Data types

SQLite only has four primitive data types: INTEGER, REAL, TEXT, and BLOB. APIs that return database values as an object will only ever return one of these four types. Additional .NET types are supported by Microsoft.Data.Sqlite, but values are ultimately coerced between these types and one of the four primitive types.

.NET SQLite Remarks
Boolean INTEGER 0 or 1
Byte INTEGER
Byte[] BLOB
Char TEXT UTF-8
DateOnly TEXT yyyy-MM-dd
DateTime TEXT yyyy-MM-dd HH:mm:ss.FFFFFFF
DateTimeOffset TEXT yyyy-MM-dd HH:mm:ss.FFFFFFFzzz
Decimal TEXT 0.0########################### format. REAL would be lossy.
Double REAL
Guid TEXT 00000000-0000-0000-0000-000000000000
Int16 INTEGER
Int32 INTEGER
Int64 INTEGER
SByte INTEGER
Single REAL
String TEXT UTF-8
TimeOnly TEXT HH:mm:ss.fffffff
TimeSpan TEXT d.hh:mm:ss.fffffff
UInt16 INTEGER
UInt32 INTEGER
UInt64 INTEGER Large values overflow

Alternative types

Some .NET types can be read from alternative SQLite types. Parameters can also be configured to use these alternative types. For more information, see Parameters.

.NET SQLite Remarks
Char INTEGER UTF-16
DateOnly REAL Julian day value
DateTime REAL Julian day value
DateTimeOffset REAL Julian day value
Guid BLOB
TimeOnly REAL In days
TimeSpan REAL In days

For example, the following query reads a TimeSpan value from a REAL column in the result set.

command.CommandText =
@"
    SELECT name, julianday(finished) - julianday(started) AS length
    FROM task
    WHERE finished IS NOT NULL
";
using (var reader = command.ExecuteReader())
{
    while (reader.Read())
    {
        var name = reader.GetString(0);
        var length = reader.GetTimeSpan(1);

        Console.WriteLine($"'{name}' took {length}.");
    }
}

Column types

SQLite uses a dynamic type system where the type of a value is associated with the value itself and not the column where it's stored. You're free to use whatever column type name you want. Microsoft.Data.Sqlite won't apply any additional semantics to these names.

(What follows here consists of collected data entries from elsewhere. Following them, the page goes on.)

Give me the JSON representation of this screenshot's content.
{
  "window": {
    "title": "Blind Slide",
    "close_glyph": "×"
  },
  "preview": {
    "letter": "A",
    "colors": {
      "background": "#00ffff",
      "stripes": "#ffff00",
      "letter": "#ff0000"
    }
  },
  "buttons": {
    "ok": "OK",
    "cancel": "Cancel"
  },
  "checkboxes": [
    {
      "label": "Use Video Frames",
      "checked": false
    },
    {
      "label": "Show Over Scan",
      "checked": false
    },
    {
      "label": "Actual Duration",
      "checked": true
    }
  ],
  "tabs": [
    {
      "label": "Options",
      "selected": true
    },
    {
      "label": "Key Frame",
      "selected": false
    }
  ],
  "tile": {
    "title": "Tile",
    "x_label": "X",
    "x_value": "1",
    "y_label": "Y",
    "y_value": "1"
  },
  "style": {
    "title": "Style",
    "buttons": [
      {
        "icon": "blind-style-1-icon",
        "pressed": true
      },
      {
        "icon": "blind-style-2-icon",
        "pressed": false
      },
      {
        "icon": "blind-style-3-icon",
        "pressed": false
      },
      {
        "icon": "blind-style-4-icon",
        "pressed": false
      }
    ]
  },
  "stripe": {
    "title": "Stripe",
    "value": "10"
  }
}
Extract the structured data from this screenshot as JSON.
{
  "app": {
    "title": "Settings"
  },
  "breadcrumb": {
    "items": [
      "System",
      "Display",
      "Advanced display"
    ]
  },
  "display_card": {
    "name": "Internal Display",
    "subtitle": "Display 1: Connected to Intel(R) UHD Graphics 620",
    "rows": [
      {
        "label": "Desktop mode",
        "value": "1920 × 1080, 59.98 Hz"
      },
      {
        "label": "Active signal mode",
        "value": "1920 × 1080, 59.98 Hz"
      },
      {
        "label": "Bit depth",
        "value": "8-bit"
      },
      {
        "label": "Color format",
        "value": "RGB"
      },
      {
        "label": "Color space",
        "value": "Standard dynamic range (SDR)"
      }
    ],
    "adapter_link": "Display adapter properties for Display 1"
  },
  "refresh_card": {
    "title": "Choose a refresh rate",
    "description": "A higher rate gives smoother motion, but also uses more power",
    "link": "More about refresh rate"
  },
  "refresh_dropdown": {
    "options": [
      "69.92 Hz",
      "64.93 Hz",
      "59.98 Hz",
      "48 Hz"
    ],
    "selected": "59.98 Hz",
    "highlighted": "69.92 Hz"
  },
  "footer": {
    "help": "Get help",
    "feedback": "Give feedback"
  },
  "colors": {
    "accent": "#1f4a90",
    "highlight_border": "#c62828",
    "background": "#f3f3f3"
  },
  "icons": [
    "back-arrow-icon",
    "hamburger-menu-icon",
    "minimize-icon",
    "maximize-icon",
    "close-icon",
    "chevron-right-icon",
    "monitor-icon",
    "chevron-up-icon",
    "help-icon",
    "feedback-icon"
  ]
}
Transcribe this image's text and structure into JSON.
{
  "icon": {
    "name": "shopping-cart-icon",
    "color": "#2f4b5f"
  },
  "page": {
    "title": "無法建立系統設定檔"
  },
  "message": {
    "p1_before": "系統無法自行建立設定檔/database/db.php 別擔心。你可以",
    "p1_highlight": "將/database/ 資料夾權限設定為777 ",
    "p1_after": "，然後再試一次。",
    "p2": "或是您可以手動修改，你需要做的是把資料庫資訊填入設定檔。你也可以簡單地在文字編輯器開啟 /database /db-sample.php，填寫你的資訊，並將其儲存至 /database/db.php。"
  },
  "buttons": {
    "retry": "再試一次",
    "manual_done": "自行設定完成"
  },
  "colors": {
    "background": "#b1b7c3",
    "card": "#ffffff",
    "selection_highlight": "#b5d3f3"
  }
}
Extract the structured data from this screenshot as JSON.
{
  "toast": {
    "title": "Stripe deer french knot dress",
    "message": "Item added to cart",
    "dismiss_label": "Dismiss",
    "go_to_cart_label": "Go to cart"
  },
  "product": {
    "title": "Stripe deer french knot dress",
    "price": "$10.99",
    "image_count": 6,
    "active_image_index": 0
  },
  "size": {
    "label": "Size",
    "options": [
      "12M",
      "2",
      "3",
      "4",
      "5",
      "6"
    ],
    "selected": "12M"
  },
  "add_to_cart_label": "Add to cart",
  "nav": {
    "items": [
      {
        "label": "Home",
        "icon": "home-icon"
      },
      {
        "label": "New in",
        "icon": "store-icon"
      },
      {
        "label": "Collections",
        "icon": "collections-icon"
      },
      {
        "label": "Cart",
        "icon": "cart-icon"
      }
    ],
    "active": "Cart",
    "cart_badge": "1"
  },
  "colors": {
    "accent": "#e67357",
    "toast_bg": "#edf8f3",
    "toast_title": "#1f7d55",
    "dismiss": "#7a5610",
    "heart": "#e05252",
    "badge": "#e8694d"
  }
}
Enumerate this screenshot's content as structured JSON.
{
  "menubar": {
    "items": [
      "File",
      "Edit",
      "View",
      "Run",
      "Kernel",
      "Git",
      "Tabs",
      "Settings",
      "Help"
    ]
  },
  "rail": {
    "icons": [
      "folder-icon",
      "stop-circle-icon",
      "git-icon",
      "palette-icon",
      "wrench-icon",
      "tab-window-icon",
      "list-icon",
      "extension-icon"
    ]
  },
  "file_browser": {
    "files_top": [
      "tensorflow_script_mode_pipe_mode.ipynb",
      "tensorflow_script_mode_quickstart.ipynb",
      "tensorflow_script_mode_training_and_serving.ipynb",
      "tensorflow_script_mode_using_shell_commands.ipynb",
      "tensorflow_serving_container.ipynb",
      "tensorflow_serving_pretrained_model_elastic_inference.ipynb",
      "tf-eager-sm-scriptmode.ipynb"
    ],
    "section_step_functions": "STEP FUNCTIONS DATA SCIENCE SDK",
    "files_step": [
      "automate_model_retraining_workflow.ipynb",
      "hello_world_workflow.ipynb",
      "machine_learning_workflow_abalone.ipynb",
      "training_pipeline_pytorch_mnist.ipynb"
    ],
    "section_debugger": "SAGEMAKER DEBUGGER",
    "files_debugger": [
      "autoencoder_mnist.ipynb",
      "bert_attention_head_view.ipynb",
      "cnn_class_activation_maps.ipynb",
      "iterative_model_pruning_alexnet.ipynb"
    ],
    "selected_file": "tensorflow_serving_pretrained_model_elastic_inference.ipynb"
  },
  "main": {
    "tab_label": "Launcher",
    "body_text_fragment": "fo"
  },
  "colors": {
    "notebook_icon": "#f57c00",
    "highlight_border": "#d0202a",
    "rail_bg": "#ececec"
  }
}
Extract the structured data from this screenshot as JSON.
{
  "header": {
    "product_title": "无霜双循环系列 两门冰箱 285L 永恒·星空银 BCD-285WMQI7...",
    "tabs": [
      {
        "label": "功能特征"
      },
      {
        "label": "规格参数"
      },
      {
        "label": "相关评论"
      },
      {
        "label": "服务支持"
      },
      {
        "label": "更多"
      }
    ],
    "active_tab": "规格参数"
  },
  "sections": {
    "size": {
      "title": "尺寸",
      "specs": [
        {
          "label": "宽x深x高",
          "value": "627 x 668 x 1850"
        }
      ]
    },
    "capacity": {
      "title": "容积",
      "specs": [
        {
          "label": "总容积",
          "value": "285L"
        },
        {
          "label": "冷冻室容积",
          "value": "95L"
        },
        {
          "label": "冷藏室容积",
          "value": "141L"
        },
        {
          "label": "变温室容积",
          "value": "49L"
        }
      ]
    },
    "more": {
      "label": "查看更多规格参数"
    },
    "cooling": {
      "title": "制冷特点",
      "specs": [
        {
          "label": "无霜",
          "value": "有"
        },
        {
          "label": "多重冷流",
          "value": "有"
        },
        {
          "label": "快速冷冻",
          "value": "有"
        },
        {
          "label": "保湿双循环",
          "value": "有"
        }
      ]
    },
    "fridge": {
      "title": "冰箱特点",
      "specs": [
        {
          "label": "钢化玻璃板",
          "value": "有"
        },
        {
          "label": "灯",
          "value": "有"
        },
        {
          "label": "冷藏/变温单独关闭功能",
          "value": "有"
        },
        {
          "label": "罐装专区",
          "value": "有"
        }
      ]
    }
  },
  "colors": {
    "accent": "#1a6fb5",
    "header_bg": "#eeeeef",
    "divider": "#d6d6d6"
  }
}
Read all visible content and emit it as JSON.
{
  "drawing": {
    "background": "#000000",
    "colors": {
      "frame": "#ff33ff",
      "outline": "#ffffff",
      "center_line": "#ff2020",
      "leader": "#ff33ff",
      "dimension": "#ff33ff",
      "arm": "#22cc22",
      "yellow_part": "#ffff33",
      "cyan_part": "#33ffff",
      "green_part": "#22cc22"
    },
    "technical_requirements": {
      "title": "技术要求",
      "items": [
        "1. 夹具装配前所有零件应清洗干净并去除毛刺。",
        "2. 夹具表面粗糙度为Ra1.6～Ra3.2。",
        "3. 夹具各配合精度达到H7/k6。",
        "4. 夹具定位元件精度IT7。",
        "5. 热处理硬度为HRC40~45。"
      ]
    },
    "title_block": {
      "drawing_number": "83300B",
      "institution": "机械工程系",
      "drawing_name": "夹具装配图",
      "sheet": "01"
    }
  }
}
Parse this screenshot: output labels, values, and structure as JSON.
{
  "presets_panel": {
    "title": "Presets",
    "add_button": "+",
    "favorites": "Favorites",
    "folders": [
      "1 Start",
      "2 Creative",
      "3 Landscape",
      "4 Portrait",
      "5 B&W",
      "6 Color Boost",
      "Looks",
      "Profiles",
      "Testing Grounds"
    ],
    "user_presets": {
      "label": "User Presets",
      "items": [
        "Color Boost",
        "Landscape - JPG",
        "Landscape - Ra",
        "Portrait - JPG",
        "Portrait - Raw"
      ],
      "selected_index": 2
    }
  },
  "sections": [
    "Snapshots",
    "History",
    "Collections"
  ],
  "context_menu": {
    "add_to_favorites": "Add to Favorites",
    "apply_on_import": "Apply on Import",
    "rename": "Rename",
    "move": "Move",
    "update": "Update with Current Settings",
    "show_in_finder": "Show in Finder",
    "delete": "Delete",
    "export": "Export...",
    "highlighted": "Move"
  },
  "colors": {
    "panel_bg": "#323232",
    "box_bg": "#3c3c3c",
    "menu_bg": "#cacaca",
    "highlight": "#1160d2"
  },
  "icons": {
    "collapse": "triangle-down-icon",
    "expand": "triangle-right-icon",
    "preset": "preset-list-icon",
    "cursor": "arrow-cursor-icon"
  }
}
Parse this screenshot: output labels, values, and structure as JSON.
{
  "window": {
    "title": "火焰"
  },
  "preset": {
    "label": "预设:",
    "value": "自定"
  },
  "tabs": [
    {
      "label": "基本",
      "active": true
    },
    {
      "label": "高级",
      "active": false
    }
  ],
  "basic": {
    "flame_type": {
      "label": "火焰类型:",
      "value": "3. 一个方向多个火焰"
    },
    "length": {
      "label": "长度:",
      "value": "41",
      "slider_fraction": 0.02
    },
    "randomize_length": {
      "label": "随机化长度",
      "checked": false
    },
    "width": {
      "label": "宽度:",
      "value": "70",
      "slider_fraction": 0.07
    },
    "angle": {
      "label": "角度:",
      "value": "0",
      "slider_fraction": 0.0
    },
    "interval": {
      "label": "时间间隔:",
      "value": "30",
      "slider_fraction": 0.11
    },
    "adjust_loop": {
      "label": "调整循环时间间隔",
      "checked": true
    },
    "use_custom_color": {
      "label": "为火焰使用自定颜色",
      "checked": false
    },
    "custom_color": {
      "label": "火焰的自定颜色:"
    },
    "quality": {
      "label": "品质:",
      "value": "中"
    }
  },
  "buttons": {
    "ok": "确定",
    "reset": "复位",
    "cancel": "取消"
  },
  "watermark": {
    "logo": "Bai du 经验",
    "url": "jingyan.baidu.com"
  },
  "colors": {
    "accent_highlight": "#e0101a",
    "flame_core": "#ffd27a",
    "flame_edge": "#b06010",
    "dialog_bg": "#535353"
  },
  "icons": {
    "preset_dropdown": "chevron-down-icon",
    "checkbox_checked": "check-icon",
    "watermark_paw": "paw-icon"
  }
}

The column type name does have an impact on the type affinity. One common gotcha is that using a column type of STRING will try to convert values to INTEGER or REAL, which can lead to unexpected results. We recommend only using the four primitive SQLite type names: INTEGER, REAL, TEXT, and BLOB.

SQLite allows you to specify type facets like length, precision, and scale, but they are not enforced by the database engine. Your app is responsible for enforcing these.